A weekly use of Exenatide will in the long-term be better than a daily use of Glargine insulin

A weekly use of Exenatide will in the long-term be better than a daily use of Glargine insulin

In the largest study done with Exenatide, which lasted 84 weeks, scientific researchers demonstrated that using a weekly dose of Exenatide (EQW), achieved a better glycemic control, sustained body weight loss and a reduction in the risk of hypoglycemic episodes, than daily administrations of glargine insulin.

By Joe Cardozo

“This is the longest controlled clinical study of weekly doses of Exenatide (EQW) that has been reported,” said Dr. Michaela Diamant of the Vrije University Medical Center in Amsterdam, and her colleagues. This group of scientists had already presented the results of a 26 week research study, which showed positive results of the weekly use of Exenatide (EQW), when compared to the daily use of glargine insulin, which were administered in conjunction with other medicines used to treat Type 2 Diabetes, such asMetformin (MET), Sulfonylureas (SU) and Thiazolidinediones (TZD).

What is Exenatide?

Exenatide is a drug that mimics GLP-1 incretin, and acts just like any natural incretin, the hormones produced in the intestinal mucosa, which stimulate insulin secretion in response to food intake, inhibit Glucagon secretion, reduce intestinal motility and increase the feeling of fullness, reducing hunger. Exenatide has to be injected and is used as adjunctive therapy in patients with Type 2 Diabetes who have excess weight and don’t respond adequately to other medications commonly used for control, such as Sulfonylureas and Metformin.

Twice a day injected Exenatid (BID) known under the trade name Byetta™ was the first GLP-1 approved by the US Food and Drug Administration (FDA). Subsequently the formulation of once a week injected Exenatide (EQW), which allows for a gradual Exenatide supply in controlled ranges for a week, was developed under the trademark Bydureon™ and FDA approved in January 2012. Both Byetta™ and Bydureon™ are manufactured by Amilin Pharmaceuticals. Bydureon™’s main competitor is Victoza™ from Novo Nordisk, which is also a GLP-1 receptor agonist but has to be injected daily.

Exenatide is the main ingredient in Byetta™ and Bydureon™, and is derived the Gila monster’s saliva, a poisonous lizard that lives in southwestern US and in Mexico.

What were the results of the Exenatide EQW study?

Reports showed that 415 patients who participated in the initial 26 weeks study and who continued into the following study until all 84 weeks were completed, and whose average Hemoglobin A1c was 8.3%, successfully reduced their A1c level by 1.2% in the group using a weekly dose of Exenatide (EQW), i.e. participants of this group reached an average Hemoglobin A1c of 7.1%, in comparison to the 1.0% reduction of the group getting daily doses of glargine insulin, whose average Hemoglobin A1c was 7.3%.

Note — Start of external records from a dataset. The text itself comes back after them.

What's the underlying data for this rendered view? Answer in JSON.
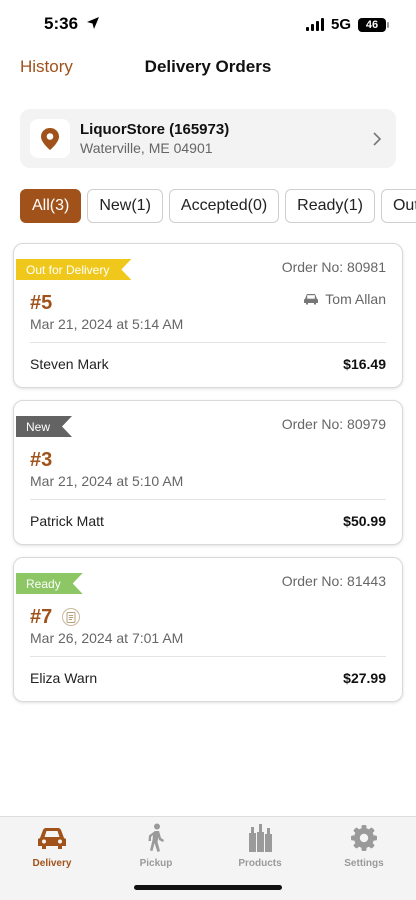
{
  "status_bar": {
    "time": "5:36",
    "network": "5G",
    "battery": "46"
  },
  "header": {
    "back_label": "History",
    "title": "Delivery Orders"
  },
  "store": {
    "name": "LiquorStore (165973)",
    "address": "Waterville, ME 04901",
    "icon": "location-pin-icon"
  },
  "filters": [
    {
      "label": "All(3)",
      "active": true
    },
    {
      "label": "New(1)",
      "active": false
    },
    {
      "label": "Accepted(0)",
      "active": false
    },
    {
      "label": "Ready(1)",
      "active": false
    },
    {
      "label": "Out",
      "active": false
    }
  ],
  "orders": [
    {
      "status": "Out for Delivery",
      "order_no": "Order No: 80981",
      "number": "#5",
      "date": "Mar 21, 2024 at 5:14 AM",
      "driver": "Tom Allan",
      "customer": "Steven Mark",
      "amount": "$16.49"
    },
    {
      "status": "New",
      "order_no": "Order No: 80979",
      "number": "#3",
      "date": "Mar 21, 2024 at 5:10 AM",
      "customer": "Patrick Matt",
      "amount": "$50.99"
    },
    {
      "status": "Ready",
      "order_no": "Order No: 81443",
      "number": "#7",
      "date": "Mar 26, 2024 at 7:01 AM",
      "customer": "Eliza Warn",
      "amount": "$27.99"
    }
  ],
  "tab_bar": [
    {
      "label": "Delivery",
      "icon": "car-icon",
      "active": true
    },
    {
      "label": "Pickup",
      "icon": "walking-person-icon",
      "active": false
    },
    {
      "label": "Products",
      "icon": "bottles-icon",
      "active": false
    },
    {
      "label": "Settings",
      "icon": "gear-icon",
      "active": false
    }
  ],
  "colors": {
    "accent": "#a0521a",
    "out_for_delivery": "#f0c81c",
    "new": "#636363",
    "ready": "#8cc665"
  }
}
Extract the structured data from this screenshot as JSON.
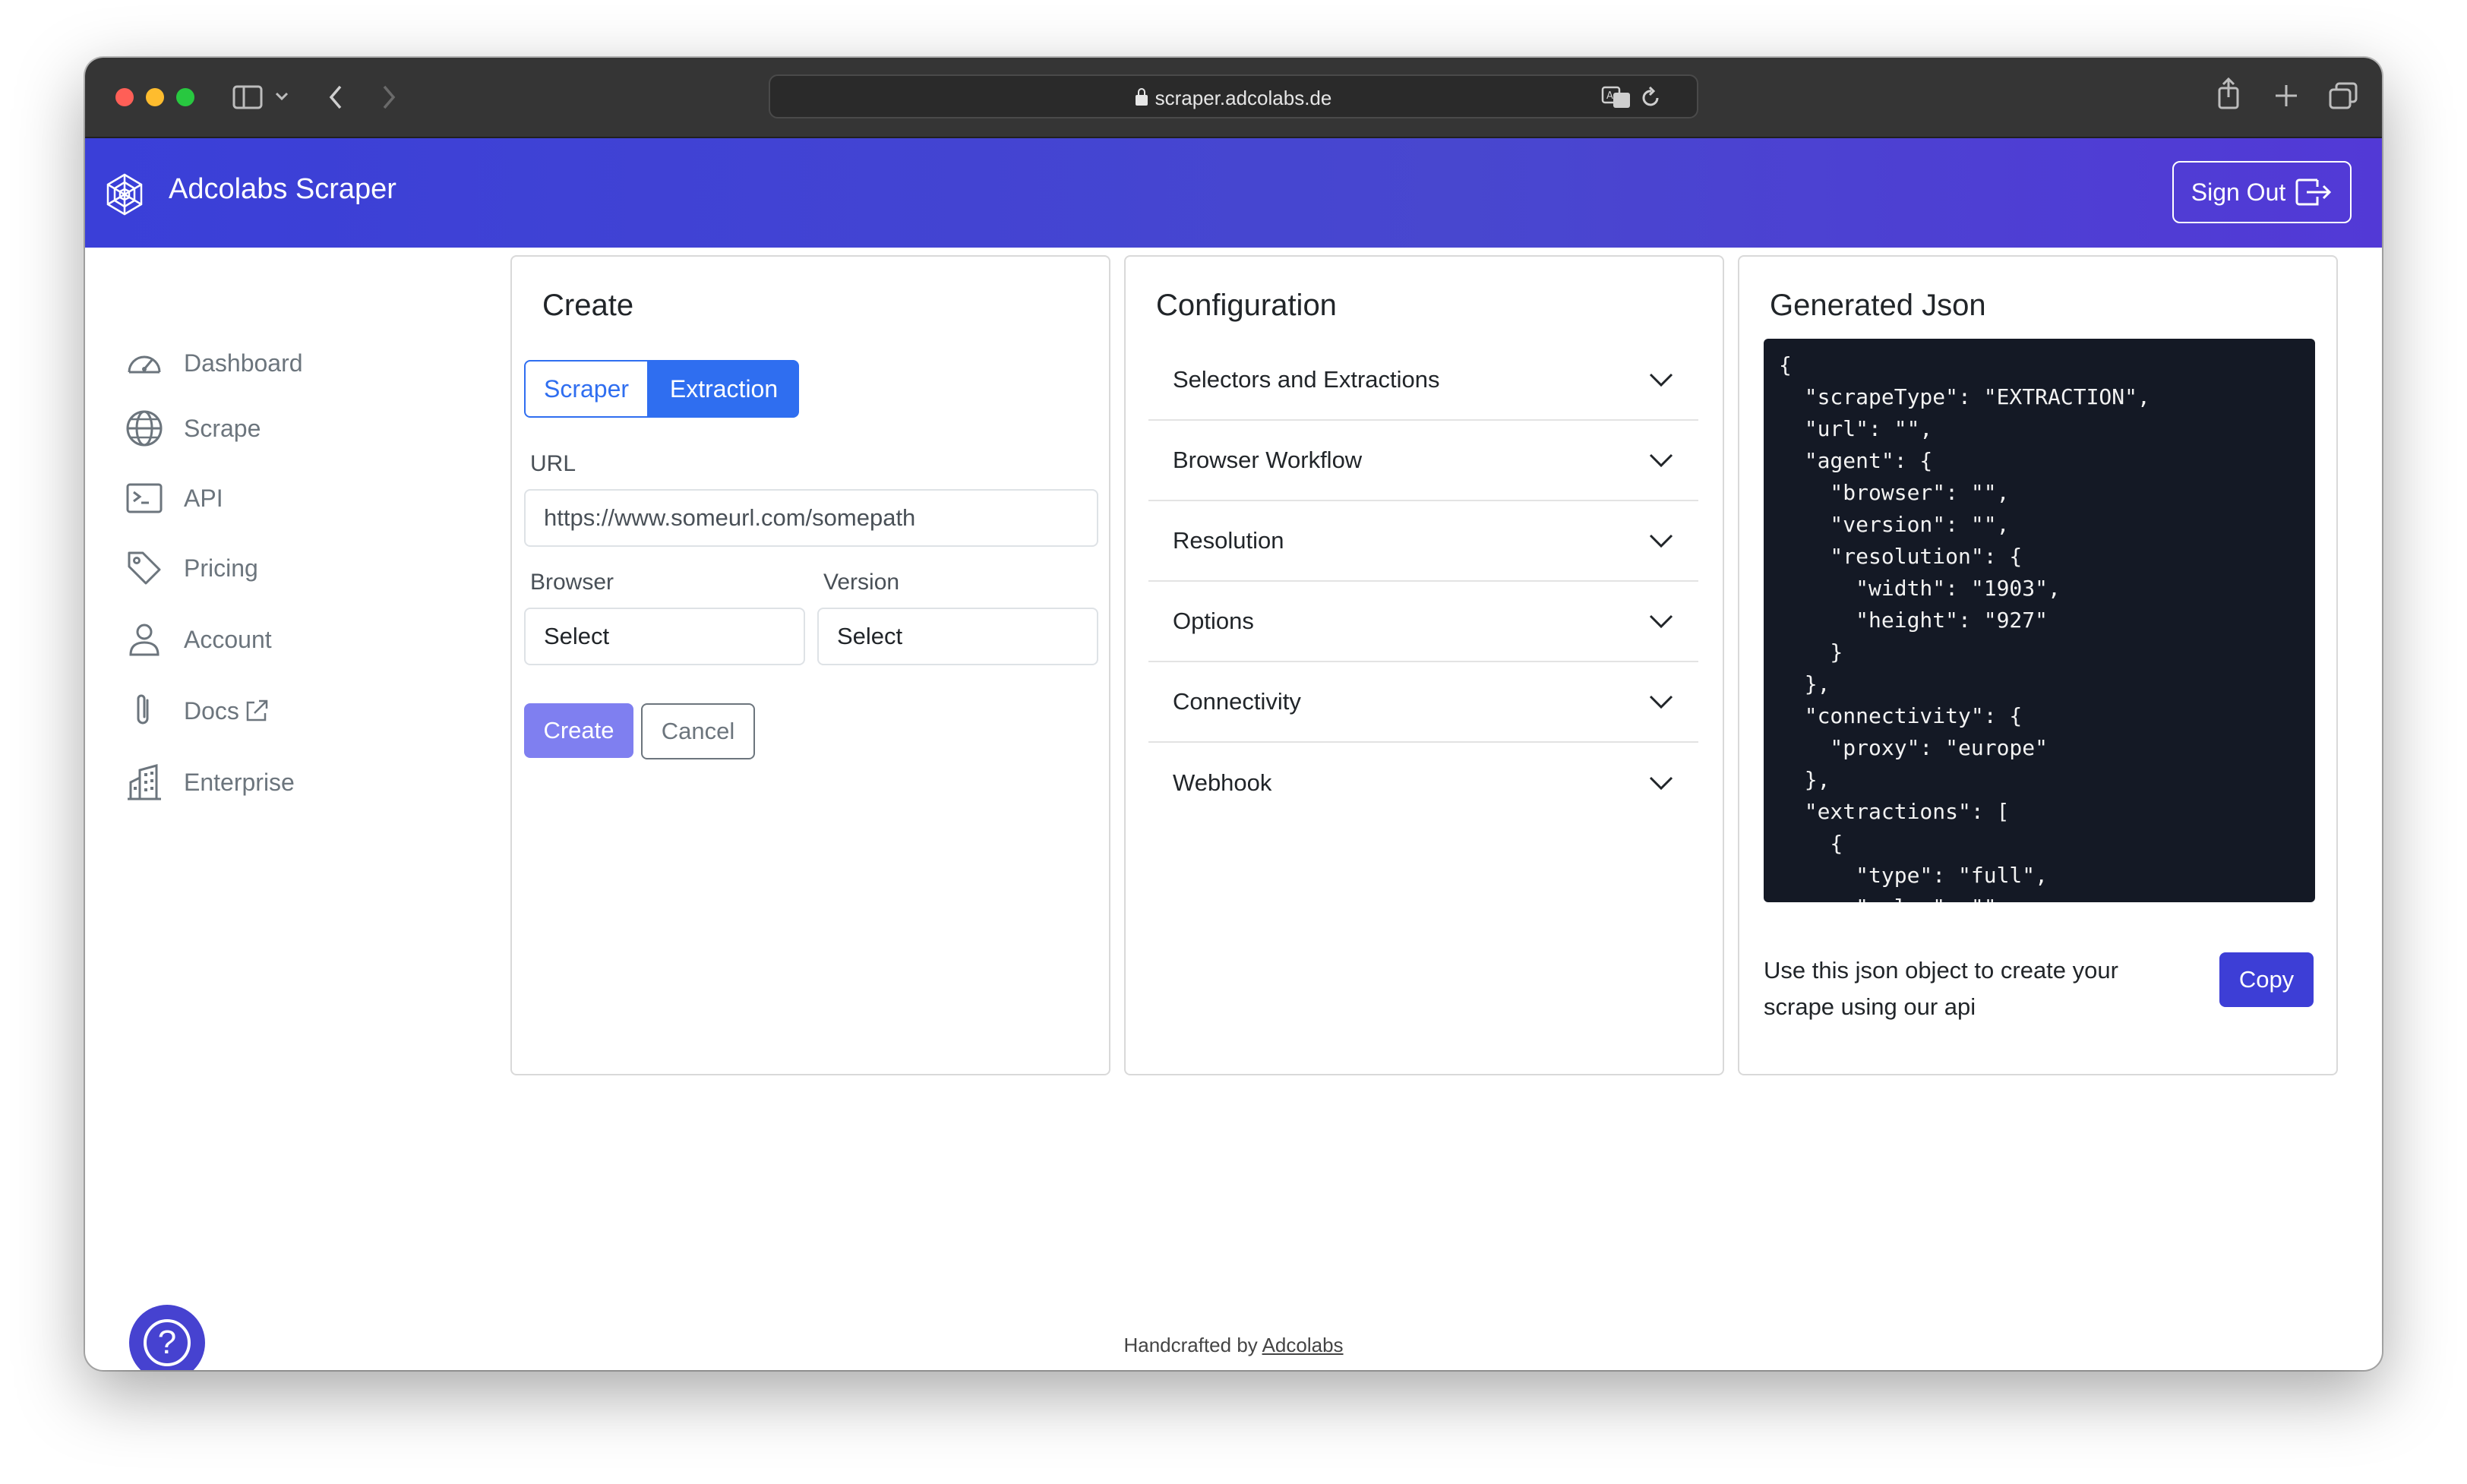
{
  "browser": {
    "address": "scraper.adcolabs.de"
  },
  "header": {
    "brand": "Adcolabs Scraper",
    "sign_out_label": "Sign Out"
  },
  "sidebar": {
    "items": [
      {
        "label": "Dashboard",
        "icon": "speedometer-icon"
      },
      {
        "label": "Scrape",
        "icon": "globe-icon"
      },
      {
        "label": "API",
        "icon": "terminal-icon"
      },
      {
        "label": "Pricing",
        "icon": "tag-icon"
      },
      {
        "label": "Account",
        "icon": "person-icon"
      },
      {
        "label": "Docs",
        "icon": "paperclip-icon"
      },
      {
        "label": "Enterprise",
        "icon": "building-icon"
      }
    ]
  },
  "create": {
    "title": "Create",
    "tab_scraper": "Scraper",
    "tab_extraction": "Extraction",
    "active_tab": "Extraction",
    "url_label": "URL",
    "url_placeholder": "https://www.someurl.com/somepath",
    "browser_label": "Browser",
    "browser_value": "Select",
    "version_label": "Version",
    "version_value": "Select",
    "create_label": "Create",
    "cancel_label": "Cancel"
  },
  "configuration": {
    "title": "Configuration",
    "sections": [
      "Selectors and Extractions",
      "Browser Workflow",
      "Resolution",
      "Options",
      "Connectivity",
      "Webhook"
    ]
  },
  "generated": {
    "title": "Generated Json",
    "json_text": "{\n  \"scrapeType\": \"EXTRACTION\",\n  \"url\": \"\",\n  \"agent\": {\n    \"browser\": \"\",\n    \"version\": \"\",\n    \"resolution\": {\n      \"width\": \"1903\",\n      \"height\": \"927\"\n    }\n  },\n  \"connectivity\": {\n    \"proxy\": \"europe\"\n  },\n  \"extractions\": [\n    {\n      \"type\": \"full\",\n      \"value\": \"\"",
    "description": "Use this json object to create your scrape using our api",
    "copy_label": "Copy"
  },
  "footer": {
    "prefix": "Handcrafted by",
    "link": "Adcolabs"
  },
  "colors": {
    "accent": "#2f6ef0",
    "header_start": "#3a3fd8",
    "header_end": "#5239d6",
    "json_bg": "#141925",
    "copy_button": "#3d3ed6"
  }
}
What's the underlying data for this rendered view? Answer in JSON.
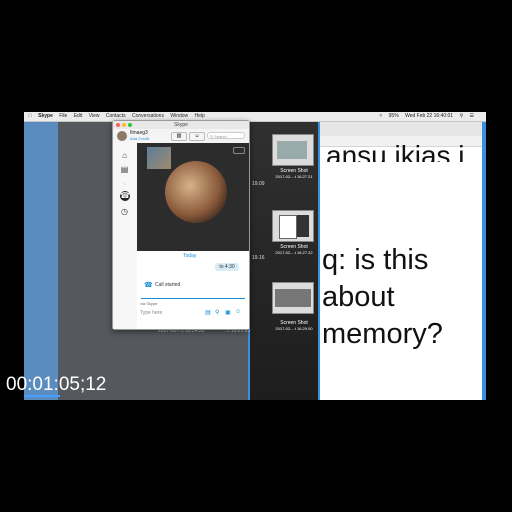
{
  "menubar": {
    "items": [
      "Skype",
      "File",
      "Edit",
      "View",
      "Contacts",
      "Conversations",
      "Window",
      "Help"
    ],
    "clock": "Wed Feb 22  16:40:01",
    "battery": "95%"
  },
  "skype": {
    "window_title": "Skype",
    "profile_name": "Ilmaeg3",
    "profile_sub": "Add Credit",
    "search_placeholder": "Search",
    "chat": {
      "date_label": "Today",
      "bubble_text": "to 4:30",
      "call_text": "Call started",
      "via_label": "via Skype",
      "input_placeholder": "Type here"
    }
  },
  "finder": {
    "items": [
      {
        "label_top": "Screen Shot",
        "label_bottom": "2017-02-...t 16.27.21",
        "left_time": "19.09"
      },
      {
        "label_top": "Screen Shot",
        "label_bottom": "2017-02-...t 16.27.22",
        "left_time": "19.16"
      },
      {
        "label_top": "Screen Shot",
        "label_bottom": "2017-02-...t 16.29.00",
        "left_time": "...t 16.21.20"
      }
    ],
    "bottom_left_time": "2017-02-...t 16.34.20"
  },
  "notes": {
    "line1": "ansu,ikjas,j",
    "line2": "q: is this",
    "line3": "about",
    "line4": "memory?"
  },
  "video": {
    "timecode": "00:01:05;12"
  }
}
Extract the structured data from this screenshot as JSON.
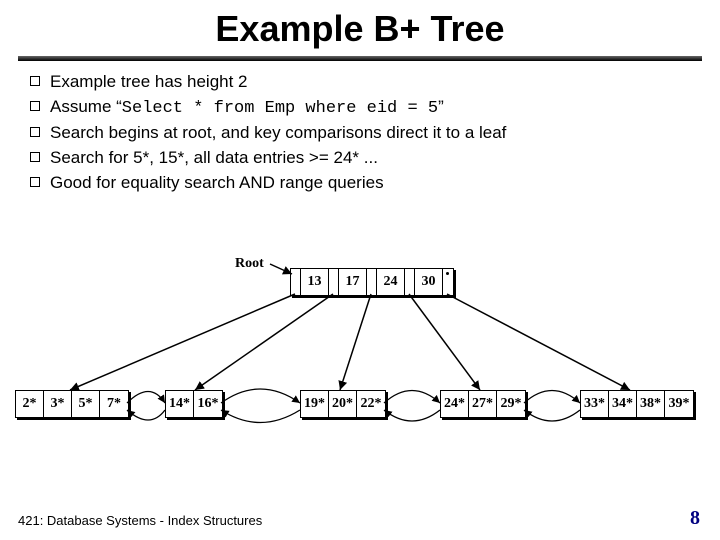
{
  "title": "Example B+ Tree",
  "bullets": [
    {
      "pre": "Example tree has height 2",
      "mono": "",
      "post": ""
    },
    {
      "pre": "Assume “",
      "mono": "Select * from Emp where eid = 5",
      "post": "”"
    },
    {
      "pre": "Search begins at root, and key comparisons direct it to a leaf",
      "mono": "",
      "post": ""
    },
    {
      "pre": "Search for 5*, 15*, all data entries >= 24* ...",
      "mono": "",
      "post": ""
    },
    {
      "pre": "Good for equality search AND range queries",
      "mono": "",
      "post": ""
    }
  ],
  "tree": {
    "root_label": "Root",
    "root_keys": [
      "13",
      "17",
      "24",
      "30"
    ],
    "leaves": [
      [
        "2*",
        "3*",
        "5*",
        "7*"
      ],
      [
        "14*",
        "16*"
      ],
      [
        "19*",
        "20*",
        "22*"
      ],
      [
        "24*",
        "27*",
        "29*"
      ],
      [
        "33*",
        "34*",
        "38*",
        "39*"
      ]
    ]
  },
  "footer": "421: Database Systems - Index Structures",
  "page_number": "8"
}
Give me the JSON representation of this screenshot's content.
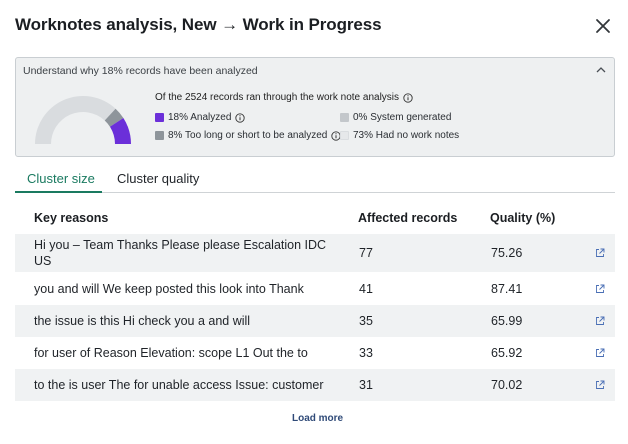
{
  "modal": {
    "title": "Worknotes analysis, New → Work in Progress"
  },
  "panel": {
    "header": "Understand why 18% records have been analyzed",
    "summary": "Of the 2524 records ran through the work note analysis",
    "gauge": {
      "segments": [
        {
          "label": "Analyzed",
          "percent": 18,
          "color": "#6b2fd9"
        },
        {
          "label": "Too long or short to be analyzed",
          "percent": 8,
          "color": "#8e959b"
        },
        {
          "label": "System generated",
          "percent": 0,
          "color": "#c3c7cb"
        },
        {
          "label": "Had no work notes",
          "percent": 73,
          "color": "#d9dcdf"
        }
      ]
    },
    "legend": {
      "analyzed": "18% Analyzed",
      "too_long": "8% Too long or short to be analyzed",
      "system": "0% System generated",
      "no_notes": "73% Had no work notes"
    },
    "colors": {
      "analyzed": "#6b2fd9",
      "too_long": "#8e959b",
      "system": "#c3c7cb",
      "no_notes": "#e6e8ea"
    }
  },
  "tabs": [
    {
      "label": "Cluster size",
      "active": true
    },
    {
      "label": "Cluster quality",
      "active": false
    }
  ],
  "table": {
    "headers": [
      "Key reasons",
      "Affected records",
      "Quality (%)"
    ],
    "rows": [
      {
        "reason": "Hi you – Team Thanks Please please Escalation IDC US",
        "records": "77",
        "quality": "75.26"
      },
      {
        "reason": "you and will We keep posted this look into Thank",
        "records": "41",
        "quality": "87.41"
      },
      {
        "reason": "the issue is this Hi check you a and will",
        "records": "35",
        "quality": "65.99"
      },
      {
        "reason": "for user of Reason Elevation: scope L1 Out the to",
        "records": "33",
        "quality": "65.92"
      },
      {
        "reason": "to the is user The for unable access Issue: customer",
        "records": "31",
        "quality": "70.02"
      }
    ]
  },
  "footer": {
    "load_more": "Load more"
  },
  "accent": "#1a7a60"
}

As for the body weight, the results indicated that there was, on average, a 4.72 lb (2.1kg.) loss in the group getting a weekly dose of Exenatide (EQW), while in the group using daily doses of glargine insulin, there was a recorded weight gain of 5.4 lb (2.4 kg). It is important to note that by losing body weight, cells become less insulin resistant, i.e. more sensitive to its signals, achieving a better blood glucose levels control.

As for the patients’ safety during this study, a hypoglycemias rate of 24% was registered among participants in the EQW group, while in the group with daily glargine insulin doses, hypoglycemia incidence was of 54%.

“Exenatide EQW can be a therapeutic option for patients with Type 2 Diabetes for whom the convenience of only a weekly dose of this medication, managing to lose body weight and reducing their hypoglycemia risk, are important factors to consider” concluded Dr. Diamant and her colleagues.

At Diabetes Up to Date we celebrate the success of this and other scientific studies which seek to improve the quality of life of people with Diabetes or the risk factors of developing it.